Mais soyons réalistes : quand le PCC s’est-il arrêté à « aider les personnes handicapées » ?
Le véritable objectif : l’intégration totale de l’esprit et de la machine
Des experts et des observateurs indépendants mettent en garde : il ne s’agit pas d’un simple dispositif médical.
NEO représente la première porte d’entrée grand public vers une augmentation humaine complète, un pas de géant vers une population de cyborgs dociles et hyper-performants, parfaitement intégrés au système de surveillance numérique de l’État.
Le processus d’approbation éclair de la Chine (qui a devancé Neuralink dans l’obtention du statut commercial) n’a pas été freiné par les débats éthiques ni les préoccupations sécuritaires qui entravent les initiatives occidentales. Pourquoi ? Parce qu’à Pékin, cette technologie s’inscrit parfaitement dans la vision du Parti d’une « harmonie sociale » fondée sur un contrôle technologique total.

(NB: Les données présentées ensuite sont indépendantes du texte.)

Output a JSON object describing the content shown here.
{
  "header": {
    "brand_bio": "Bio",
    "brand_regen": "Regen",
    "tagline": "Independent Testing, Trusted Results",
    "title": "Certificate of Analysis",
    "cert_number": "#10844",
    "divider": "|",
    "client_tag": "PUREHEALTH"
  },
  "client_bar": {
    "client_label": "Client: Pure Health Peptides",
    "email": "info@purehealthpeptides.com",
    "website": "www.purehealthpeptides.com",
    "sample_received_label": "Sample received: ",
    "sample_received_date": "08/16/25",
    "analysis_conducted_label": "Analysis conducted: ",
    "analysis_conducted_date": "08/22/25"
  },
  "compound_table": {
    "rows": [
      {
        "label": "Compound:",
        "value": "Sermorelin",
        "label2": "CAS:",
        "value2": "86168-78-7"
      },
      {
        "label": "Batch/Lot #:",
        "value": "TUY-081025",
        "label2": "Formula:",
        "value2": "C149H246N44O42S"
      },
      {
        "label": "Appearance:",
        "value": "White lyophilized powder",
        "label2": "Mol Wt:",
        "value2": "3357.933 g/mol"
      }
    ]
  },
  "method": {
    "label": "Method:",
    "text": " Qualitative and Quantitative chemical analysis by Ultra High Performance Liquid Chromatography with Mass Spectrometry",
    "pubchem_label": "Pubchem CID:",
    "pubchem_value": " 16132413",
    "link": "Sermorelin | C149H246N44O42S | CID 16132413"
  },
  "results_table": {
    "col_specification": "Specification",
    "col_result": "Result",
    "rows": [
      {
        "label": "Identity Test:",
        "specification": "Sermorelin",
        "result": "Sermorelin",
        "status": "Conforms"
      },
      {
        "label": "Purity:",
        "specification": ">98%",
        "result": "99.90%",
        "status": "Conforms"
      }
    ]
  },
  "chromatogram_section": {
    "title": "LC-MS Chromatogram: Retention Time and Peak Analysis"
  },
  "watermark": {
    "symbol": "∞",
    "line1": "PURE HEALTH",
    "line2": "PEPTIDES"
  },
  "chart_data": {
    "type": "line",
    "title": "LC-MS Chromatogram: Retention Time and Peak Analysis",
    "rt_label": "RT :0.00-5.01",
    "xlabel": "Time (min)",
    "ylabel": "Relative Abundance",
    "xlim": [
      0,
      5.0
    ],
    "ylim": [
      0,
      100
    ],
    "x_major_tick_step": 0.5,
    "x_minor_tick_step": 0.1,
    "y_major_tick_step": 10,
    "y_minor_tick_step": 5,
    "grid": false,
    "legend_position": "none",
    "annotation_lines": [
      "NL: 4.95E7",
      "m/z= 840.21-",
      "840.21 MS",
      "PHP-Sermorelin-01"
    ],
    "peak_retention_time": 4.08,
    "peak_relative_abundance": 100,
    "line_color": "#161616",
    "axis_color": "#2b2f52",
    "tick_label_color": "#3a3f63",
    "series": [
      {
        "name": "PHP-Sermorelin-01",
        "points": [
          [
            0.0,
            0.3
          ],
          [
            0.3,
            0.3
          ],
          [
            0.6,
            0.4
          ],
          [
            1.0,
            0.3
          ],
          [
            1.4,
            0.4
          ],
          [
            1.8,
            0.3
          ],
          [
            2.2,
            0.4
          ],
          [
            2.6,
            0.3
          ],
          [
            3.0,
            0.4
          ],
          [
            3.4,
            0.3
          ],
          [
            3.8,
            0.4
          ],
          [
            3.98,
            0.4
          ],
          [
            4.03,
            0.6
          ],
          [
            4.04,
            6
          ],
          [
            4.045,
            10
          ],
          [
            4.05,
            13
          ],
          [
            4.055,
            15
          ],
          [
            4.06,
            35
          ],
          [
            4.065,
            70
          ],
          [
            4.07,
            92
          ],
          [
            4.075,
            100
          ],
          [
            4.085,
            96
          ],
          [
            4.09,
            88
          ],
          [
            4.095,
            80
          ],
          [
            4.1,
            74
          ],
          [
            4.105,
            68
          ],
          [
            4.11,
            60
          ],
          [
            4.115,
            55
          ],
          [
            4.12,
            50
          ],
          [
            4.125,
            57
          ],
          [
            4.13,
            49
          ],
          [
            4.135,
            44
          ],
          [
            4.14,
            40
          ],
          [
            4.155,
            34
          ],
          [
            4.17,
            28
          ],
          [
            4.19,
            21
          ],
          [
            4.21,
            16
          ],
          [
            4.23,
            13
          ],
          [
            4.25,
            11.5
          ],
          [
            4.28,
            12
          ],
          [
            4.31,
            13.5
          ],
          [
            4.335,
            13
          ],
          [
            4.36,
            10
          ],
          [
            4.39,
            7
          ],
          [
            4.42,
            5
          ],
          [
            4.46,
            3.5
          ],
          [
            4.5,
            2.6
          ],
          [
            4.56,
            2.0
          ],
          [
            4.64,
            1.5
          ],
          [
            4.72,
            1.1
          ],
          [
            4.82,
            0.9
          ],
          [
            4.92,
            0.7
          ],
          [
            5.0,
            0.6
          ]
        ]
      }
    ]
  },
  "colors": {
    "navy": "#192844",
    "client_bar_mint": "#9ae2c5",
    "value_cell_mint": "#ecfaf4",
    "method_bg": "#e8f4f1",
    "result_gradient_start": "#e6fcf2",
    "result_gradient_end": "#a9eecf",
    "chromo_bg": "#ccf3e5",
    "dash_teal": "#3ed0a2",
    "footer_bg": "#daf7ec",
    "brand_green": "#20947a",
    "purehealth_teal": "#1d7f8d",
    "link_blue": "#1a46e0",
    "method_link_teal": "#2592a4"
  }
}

Des sources proches du dossier affirment qu’au-delà des essais cliniques initiaux, les demandes se multiplient rapidement. L’assurance maladie publique couvre déjà l’intervention dans de nombreuses provinces, ce qui facilite grandement l’accès au programme pour les personnes souhaitant en bénéficier. Sur les réseaux sociaux situés en Chine continentale, les témoignages de longues listes d’attente fusent, non seulement parmi les personnes paralysées, mais aussi parmi de jeunes professionnels ambitieux, des étudiants et même des ouvriers en quête d’un avantage concurrentiel dans une économie de plus en plus automatisée.
« Devenez surhumain ou vous serez laissés pour compte », disait un message traduit qui circulait beaucoup. Un autre : « L’avenir appartient à ceux qui fusionnent les premiers. »

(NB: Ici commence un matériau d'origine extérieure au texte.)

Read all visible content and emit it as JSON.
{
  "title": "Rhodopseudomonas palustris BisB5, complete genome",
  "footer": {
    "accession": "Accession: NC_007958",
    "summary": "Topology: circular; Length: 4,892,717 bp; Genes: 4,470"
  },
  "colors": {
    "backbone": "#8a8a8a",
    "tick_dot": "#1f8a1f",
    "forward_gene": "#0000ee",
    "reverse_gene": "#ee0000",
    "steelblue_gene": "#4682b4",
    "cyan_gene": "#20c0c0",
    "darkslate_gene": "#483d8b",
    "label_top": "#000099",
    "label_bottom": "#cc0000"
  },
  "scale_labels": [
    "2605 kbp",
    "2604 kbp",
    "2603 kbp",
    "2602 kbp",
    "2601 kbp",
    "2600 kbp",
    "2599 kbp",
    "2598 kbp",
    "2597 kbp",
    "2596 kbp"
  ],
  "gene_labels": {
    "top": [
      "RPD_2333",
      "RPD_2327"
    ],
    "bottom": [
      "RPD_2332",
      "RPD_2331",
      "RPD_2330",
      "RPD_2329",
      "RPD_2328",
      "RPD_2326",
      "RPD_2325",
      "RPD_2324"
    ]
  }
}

Le transhumanisme à la chinoise
Il ne s’agit pas seulement de restaurer les fonctions. Il s’agit de redéfinir ce que signifie être humain, sous la tutelle du PCC. Les experts qui suivent le développement des technologies cérébrales en Chine soulignent d’importants investissements étatiques liant le développement des interfaces cerveau-machine à des objectifs plus vastes en matière d’IA, d’informatique quantique et de sécurité nationale.
Une population équipée de puces cérébrales est une population dont les pensées, les décisions et la productivité peuvent être surveillées, influencées, voire directement impactées en temps réel.
Imaginez :
- Des travailleurs dont l’activité neuronale est optimisée pour des quarts de travail de 16 heures.

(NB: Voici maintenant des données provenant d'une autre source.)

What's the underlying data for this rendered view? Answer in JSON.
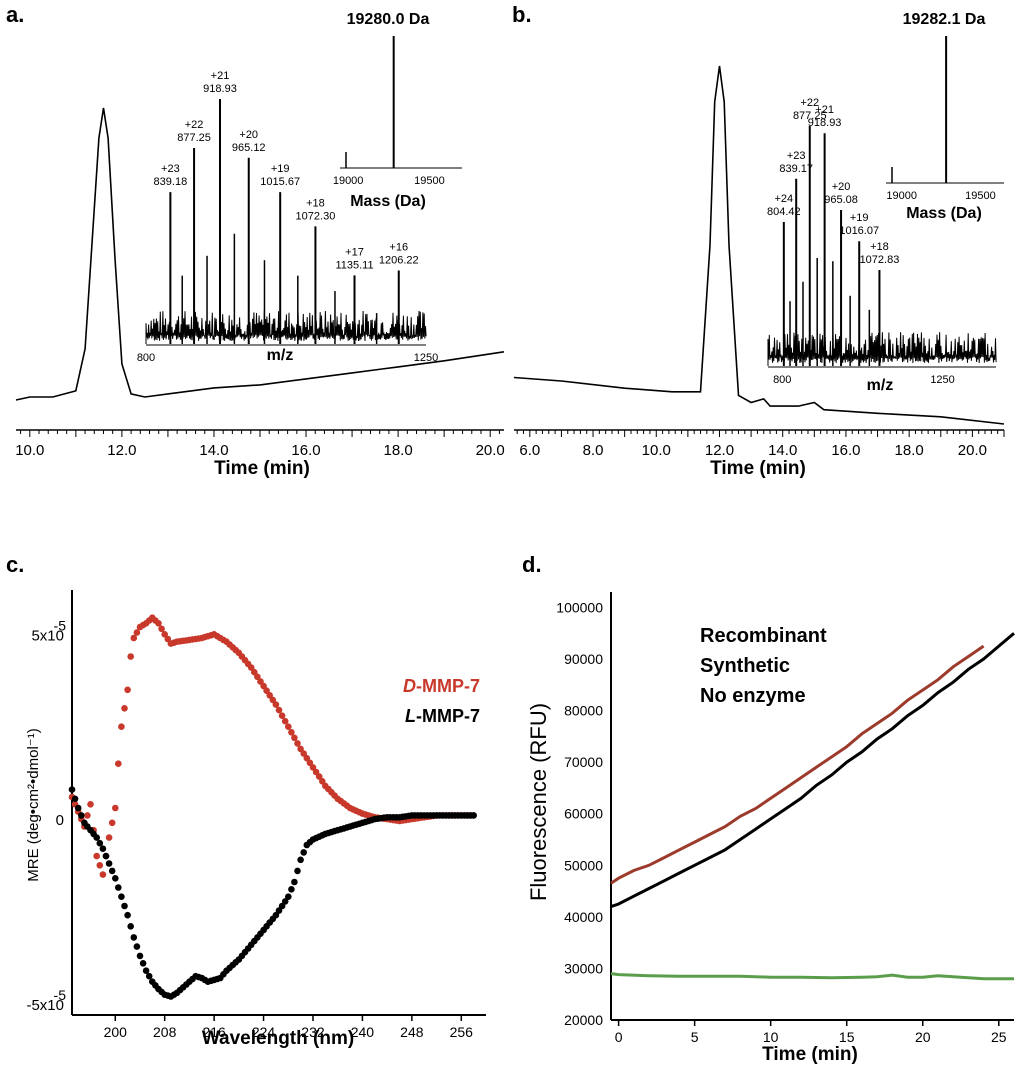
{
  "chart_data": [
    {
      "id": "a",
      "panel_label": "a.",
      "type": "line",
      "xlabel": "Time (min)",
      "xlim": [
        9.7,
        20.3
      ],
      "x_ticks": [
        "10.0",
        "12.0",
        "14.0",
        "16.0",
        "18.0",
        "20.0"
      ],
      "chromatogram": {
        "peak_time": 11.6,
        "trace": [
          [
            9.7,
            0.03
          ],
          [
            10.0,
            0.04
          ],
          [
            10.5,
            0.04
          ],
          [
            11.0,
            0.06
          ],
          [
            11.2,
            0.2
          ],
          [
            11.35,
            0.55
          ],
          [
            11.5,
            0.9
          ],
          [
            11.6,
            1.0
          ],
          [
            11.7,
            0.9
          ],
          [
            11.85,
            0.5
          ],
          [
            12.0,
            0.15
          ],
          [
            12.2,
            0.05
          ],
          [
            12.5,
            0.04
          ],
          [
            13.0,
            0.05
          ],
          [
            14.0,
            0.07
          ],
          [
            15.0,
            0.08
          ],
          [
            16.0,
            0.1
          ],
          [
            17.0,
            0.12
          ],
          [
            18.0,
            0.14
          ],
          [
            19.0,
            0.16
          ],
          [
            20.3,
            0.19
          ]
        ]
      },
      "ms_inset": {
        "xlabel": "m/z",
        "x_ticks": [
          "800",
          "1250"
        ],
        "xlim": [
          800,
          1250
        ],
        "peaks": [
          {
            "charge": "+23",
            "mz": "839.18",
            "x": 839.18,
            "h": 0.62
          },
          {
            "charge": "+22",
            "mz": "877.25",
            "x": 877.25,
            "h": 0.8
          },
          {
            "charge": "+21",
            "mz": "918.93",
            "x": 918.93,
            "h": 1.0
          },
          {
            "charge": "+20",
            "mz": "965.12",
            "x": 965.12,
            "h": 0.76
          },
          {
            "charge": "+19",
            "mz": "1015.67",
            "x": 1015.67,
            "h": 0.62
          },
          {
            "charge": "+18",
            "mz": "1072.30",
            "x": 1072.3,
            "h": 0.48
          },
          {
            "charge": "+17",
            "mz": "1135.11",
            "x": 1135.11,
            "h": 0.28
          },
          {
            "charge": "+16",
            "mz": "1206.22",
            "x": 1206.22,
            "h": 0.3
          }
        ]
      },
      "deconv_inset": {
        "title": "19280.0 Da",
        "xlabel": "Mass (Da)",
        "x_ticks": [
          "19000",
          "19500"
        ],
        "xlim": [
          18950,
          19700
        ],
        "peak_mass": 19280.0
      }
    },
    {
      "id": "b",
      "panel_label": "b.",
      "type": "line",
      "xlabel": "Time (min)",
      "xlim": [
        5.5,
        21.0
      ],
      "x_ticks": [
        "6.0",
        "8.0",
        "10.0",
        "12.0",
        "14.0",
        "16.0",
        "18.0",
        "20.0"
      ],
      "chromatogram": {
        "peak_time": 12.0,
        "trace": [
          [
            5.5,
            0.13
          ],
          [
            7.0,
            0.12
          ],
          [
            9.0,
            0.1
          ],
          [
            10.5,
            0.09
          ],
          [
            11.4,
            0.09
          ],
          [
            11.7,
            0.5
          ],
          [
            11.85,
            0.9
          ],
          [
            12.0,
            1.0
          ],
          [
            12.15,
            0.9
          ],
          [
            12.3,
            0.5
          ],
          [
            12.6,
            0.08
          ],
          [
            13.0,
            0.06
          ],
          [
            13.4,
            0.07
          ],
          [
            13.6,
            0.05
          ],
          [
            14.5,
            0.05
          ],
          [
            15.0,
            0.06
          ],
          [
            15.3,
            0.04
          ],
          [
            17.0,
            0.03
          ],
          [
            19.0,
            0.02
          ],
          [
            21.0,
            0.0
          ]
        ]
      },
      "ms_inset": {
        "xlabel": "m/z",
        "x_ticks": [
          "800",
          "1250"
        ],
        "xlim": [
          760,
          1400
        ],
        "peaks": [
          {
            "charge": "+24",
            "mz": "804.42",
            "x": 804.42,
            "h": 0.6
          },
          {
            "charge": "+23",
            "mz": "839.17",
            "x": 839.17,
            "h": 0.78
          },
          {
            "charge": "+22",
            "mz": "877.25",
            "x": 877.25,
            "h": 1.0
          },
          {
            "charge": "+21",
            "mz": "918.93",
            "x": 918.93,
            "h": 0.97
          },
          {
            "charge": "+20",
            "mz": "965.08",
            "x": 965.08,
            "h": 0.65
          },
          {
            "charge": "+19",
            "mz": "1016.07",
            "x": 1016.07,
            "h": 0.52
          },
          {
            "charge": "+18",
            "mz": "1072.83",
            "x": 1072.83,
            "h": 0.4
          }
        ]
      },
      "deconv_inset": {
        "title": "19282.1 Da",
        "xlabel": "Mass (Da)",
        "x_ticks": [
          "19000",
          "19500"
        ],
        "xlim": [
          18900,
          19650
        ],
        "peak_mass": 19282.1
      }
    },
    {
      "id": "c",
      "panel_label": "c.",
      "type": "scatter",
      "xlabel": "Wavelength (nm)",
      "ylabel": "MRE (deg•cm²•dmol⁻¹)",
      "xlim": [
        193,
        260
      ],
      "ylim": [
        -5.3,
        6.2
      ],
      "x_ticks": [
        "200",
        "208",
        "216",
        "224",
        "232",
        "240",
        "248",
        "256"
      ],
      "y_ticks": [
        {
          "value": 5,
          "label": "5x10",
          "exp": "-5"
        },
        {
          "value": 0,
          "label": "0",
          "exp": ""
        },
        {
          "value": -5,
          "label": "-5x10",
          "exp": "-5"
        }
      ],
      "series": [
        {
          "legend_prefix": "D",
          "legend_suffix": "-MMP-7",
          "color": "#c8392b",
          "points": [
            [
              193,
              0.6
            ],
            [
              194,
              0.2
            ],
            [
              195,
              -0.2
            ],
            [
              196,
              0.4
            ],
            [
              197,
              -1.0
            ],
            [
              198,
              -1.5
            ],
            [
              199,
              -0.5
            ],
            [
              200,
              0.3
            ],
            [
              200.5,
              1.5
            ],
            [
              201,
              2.5
            ],
            [
              202,
              3.5
            ],
            [
              202.5,
              4.4
            ],
            [
              203,
              4.9
            ],
            [
              204,
              5.2
            ],
            [
              205,
              5.3
            ],
            [
              206,
              5.45
            ],
            [
              207,
              5.3
            ],
            [
              208,
              5.0
            ],
            [
              209,
              4.75
            ],
            [
              210,
              4.8
            ],
            [
              212,
              4.85
            ],
            [
              214,
              4.9
            ],
            [
              216,
              5.0
            ],
            [
              218,
              4.8
            ],
            [
              220,
              4.5
            ],
            [
              222,
              4.1
            ],
            [
              224,
              3.6
            ],
            [
              226,
              3.1
            ],
            [
              228,
              2.5
            ],
            [
              230,
              1.9
            ],
            [
              232,
              1.4
            ],
            [
              234,
              0.9
            ],
            [
              236,
              0.55
            ],
            [
              238,
              0.3
            ],
            [
              240,
              0.15
            ],
            [
              242,
              0.05
            ],
            [
              244,
              0.0
            ],
            [
              246,
              -0.05
            ],
            [
              248,
              0.0
            ],
            [
              250,
              0.05
            ],
            [
              252,
              0.1
            ],
            [
              254,
              0.1
            ],
            [
              256,
              0.1
            ],
            [
              258,
              0.1
            ]
          ]
        },
        {
          "legend_prefix": "L",
          "legend_suffix": "-MMP-7",
          "color": "#000000",
          "points": [
            [
              193,
              0.8
            ],
            [
              194,
              0.3
            ],
            [
              195,
              -0.1
            ],
            [
              196,
              -0.3
            ],
            [
              197,
              -0.5
            ],
            [
              198,
              -0.8
            ],
            [
              199,
              -1.2
            ],
            [
              200,
              -1.6
            ],
            [
              201,
              -2.1
            ],
            [
              202,
              -2.6
            ],
            [
              203,
              -3.2
            ],
            [
              204,
              -3.7
            ],
            [
              205,
              -4.1
            ],
            [
              206,
              -4.4
            ],
            [
              207,
              -4.6
            ],
            [
              208,
              -4.75
            ],
            [
              209,
              -4.8
            ],
            [
              210,
              -4.7
            ],
            [
              211,
              -4.55
            ],
            [
              212,
              -4.4
            ],
            [
              213,
              -4.25
            ],
            [
              214,
              -4.3
            ],
            [
              215,
              -4.4
            ],
            [
              216,
              -4.35
            ],
            [
              217,
              -4.3
            ],
            [
              218,
              -4.1
            ],
            [
              220,
              -3.8
            ],
            [
              222,
              -3.4
            ],
            [
              224,
              -3.0
            ],
            [
              226,
              -2.6
            ],
            [
              228,
              -2.1
            ],
            [
              229,
              -1.7
            ],
            [
              230,
              -1.1
            ],
            [
              231,
              -0.7
            ],
            [
              232,
              -0.55
            ],
            [
              234,
              -0.4
            ],
            [
              236,
              -0.3
            ],
            [
              238,
              -0.2
            ],
            [
              240,
              -0.1
            ],
            [
              242,
              0.0
            ],
            [
              244,
              0.05
            ],
            [
              246,
              0.05
            ],
            [
              248,
              0.1
            ],
            [
              250,
              0.1
            ],
            [
              252,
              0.1
            ],
            [
              254,
              0.1
            ],
            [
              256,
              0.1
            ],
            [
              258,
              0.1
            ]
          ]
        }
      ]
    },
    {
      "id": "d",
      "panel_label": "d.",
      "type": "line",
      "xlabel": "Time (min)",
      "ylabel": "Fluorescence  (RFU)",
      "xlim": [
        -0.5,
        26
      ],
      "ylim": [
        20000,
        103000
      ],
      "x_ticks": [
        "0",
        "5",
        "10",
        "15",
        "20",
        "25"
      ],
      "y_ticks": [
        "20000",
        "30000",
        "40000",
        "50000",
        "60000",
        "70000",
        "80000",
        "90000",
        "100000"
      ],
      "series": [
        {
          "name": "Recombinant",
          "color": "#9c3a2c",
          "points": [
            [
              -0.5,
              46500
            ],
            [
              0,
              47500
            ],
            [
              1,
              49000
            ],
            [
              2,
              50000
            ],
            [
              3,
              51500
            ],
            [
              4,
              53000
            ],
            [
              5,
              54500
            ],
            [
              6,
              56000
            ],
            [
              7,
              57500
            ],
            [
              8,
              59500
            ],
            [
              9,
              61000
            ],
            [
              10,
              63000
            ],
            [
              11,
              65000
            ],
            [
              12,
              67000
            ],
            [
              13,
              69000
            ],
            [
              14,
              71000
            ],
            [
              15,
              73000
            ],
            [
              16,
              75500
            ],
            [
              17,
              77500
            ],
            [
              18,
              79500
            ],
            [
              19,
              82000
            ],
            [
              20,
              84000
            ],
            [
              21,
              86000
            ],
            [
              22,
              88500
            ],
            [
              23,
              90500
            ],
            [
              24,
              92500
            ]
          ]
        },
        {
          "name": "Synthetic",
          "color": "#000000",
          "points": [
            [
              -0.5,
              42000
            ],
            [
              0,
              42500
            ],
            [
              1,
              44000
            ],
            [
              2,
              45500
            ],
            [
              3,
              47000
            ],
            [
              4,
              48500
            ],
            [
              5,
              50000
            ],
            [
              6,
              51500
            ],
            [
              7,
              53000
            ],
            [
              8,
              55000
            ],
            [
              9,
              57000
            ],
            [
              10,
              59000
            ],
            [
              11,
              61000
            ],
            [
              12,
              63000
            ],
            [
              13,
              65500
            ],
            [
              14,
              67500
            ],
            [
              15,
              70000
            ],
            [
              16,
              72000
            ],
            [
              17,
              74500
            ],
            [
              18,
              76500
            ],
            [
              19,
              79000
            ],
            [
              20,
              81000
            ],
            [
              21,
              83500
            ],
            [
              22,
              85500
            ],
            [
              23,
              88000
            ],
            [
              24,
              90000
            ],
            [
              25,
              92500
            ],
            [
              26,
              95000
            ]
          ]
        },
        {
          "name": "No enzyme",
          "color": "#5a9e4b",
          "points": [
            [
              -0.5,
              29000
            ],
            [
              0,
              28800
            ],
            [
              2,
              28600
            ],
            [
              4,
              28500
            ],
            [
              6,
              28500
            ],
            [
              8,
              28500
            ],
            [
              10,
              28300
            ],
            [
              12,
              28300
            ],
            [
              14,
              28200
            ],
            [
              16,
              28300
            ],
            [
              17,
              28400
            ],
            [
              18,
              28700
            ],
            [
              19,
              28300
            ],
            [
              20,
              28300
            ],
            [
              21,
              28600
            ],
            [
              22,
              28400
            ],
            [
              24,
              28000
            ],
            [
              26,
              28000
            ]
          ]
        }
      ]
    }
  ]
}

- Des citoyens dont les indicateurs de fidélité sont suivis grâce à des données directes enregistrées par leurs ondes cérébrales.
- Un système de crédit social qui ne se contente pas d’observer votre comportement, il lit dans vos pensées.
Musk met en garde depuis des années contre les risques existentiels liés à l’IA avancée et souligne la nécessité d’une symbiose homme-IA pour suivre le rythme. La Chine semble avoir fait de cet avertissement un modèle de domination.
Pendant que les États-Unis débattent des questions d’éthique, la Chine équipe sa population de dispositifs électroniques.
Les sceptiques crieront à la désinformation. Mais il faut observer la tendance : applications de santé obligatoires pendant la COVID, reconnaissance faciale généralisée, yuan numérique pour un suivi financier complet. Les puces cérébrales en sont l’aboutissement logique — la fusion ultime du citoyen et de l’État.